Abstract

There is a real world with real structure. The program of mind has been trained on vast interaction with this world and so contains code that reflects the structure of the world and knows how to exploit it. This code contains representations of real objects in the world and represents the interactions of real objects. The code is mostly modular…, with modules for dealing with different kinds of objects and modules generalizing across many kinds of objects…. The modules interact in ways that mirror the real world and make accurate predictions of how the world evolves…. You exploit the structure of the world to make decisions and take actions. Where you draw the line on categories, what constitutes a single object or a single class of objects for you, is determined by the program of your mind, which does the classification.
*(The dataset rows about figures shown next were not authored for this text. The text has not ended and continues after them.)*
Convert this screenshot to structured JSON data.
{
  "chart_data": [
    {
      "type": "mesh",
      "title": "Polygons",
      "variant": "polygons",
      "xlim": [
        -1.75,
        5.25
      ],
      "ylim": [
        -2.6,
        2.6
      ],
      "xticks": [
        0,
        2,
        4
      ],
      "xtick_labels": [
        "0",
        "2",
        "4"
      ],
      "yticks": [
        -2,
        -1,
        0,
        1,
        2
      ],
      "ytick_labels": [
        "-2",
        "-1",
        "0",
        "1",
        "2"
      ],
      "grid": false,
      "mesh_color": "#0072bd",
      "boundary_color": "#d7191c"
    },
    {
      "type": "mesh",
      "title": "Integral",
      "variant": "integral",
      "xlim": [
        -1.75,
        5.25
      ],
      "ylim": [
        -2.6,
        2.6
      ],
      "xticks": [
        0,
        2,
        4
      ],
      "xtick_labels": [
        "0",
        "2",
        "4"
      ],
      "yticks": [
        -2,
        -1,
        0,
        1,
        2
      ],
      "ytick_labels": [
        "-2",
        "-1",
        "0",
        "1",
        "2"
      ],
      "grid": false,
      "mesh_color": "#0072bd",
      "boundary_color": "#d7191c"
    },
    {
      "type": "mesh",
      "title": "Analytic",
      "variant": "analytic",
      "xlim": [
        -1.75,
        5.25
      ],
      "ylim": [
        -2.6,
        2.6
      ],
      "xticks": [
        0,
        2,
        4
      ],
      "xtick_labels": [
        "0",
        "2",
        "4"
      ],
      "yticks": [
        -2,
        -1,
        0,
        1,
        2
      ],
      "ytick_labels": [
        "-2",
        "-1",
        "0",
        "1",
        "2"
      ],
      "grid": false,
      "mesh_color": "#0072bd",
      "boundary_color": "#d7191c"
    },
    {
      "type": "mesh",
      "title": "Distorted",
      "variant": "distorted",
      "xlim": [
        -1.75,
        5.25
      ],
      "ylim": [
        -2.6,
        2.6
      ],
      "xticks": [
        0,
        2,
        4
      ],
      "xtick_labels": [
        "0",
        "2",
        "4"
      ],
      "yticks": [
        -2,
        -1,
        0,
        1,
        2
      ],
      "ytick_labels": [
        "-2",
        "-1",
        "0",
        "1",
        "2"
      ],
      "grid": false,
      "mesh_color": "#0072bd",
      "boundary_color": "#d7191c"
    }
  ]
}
This classification is not random but reflects a compact description of the world, and in particular a description useful for exploiting the structure of the world. – Eric B. Baum [2004, pages 169–170] This chapter is about how to represent individuals (things, objects) and relationships among them. As Baum suggests in the quote above, the real world contains objects and we want compact representations of those objects. Such representations can be much more compact than representations in terms of features alone. This chapter considers logical representations and gives detailed examples of how to use such representations for natural language interfaces to databases. Later chapters address ontologies and the meaning of symbols, implementing knowledge-based systems, relational planning, relational learning, and probabilistic relational models. Exploiting Relational Structure One of the main lessons of AI is that successful agents exploit the structure of the world. Previous chapters showed how states can be represented in terms of features. Representing domains using features can be much more compact than representing them using states explicitly, and algorithms can exploit this compactness. There is, however, usually much more structure that can be exploited for representation and inference.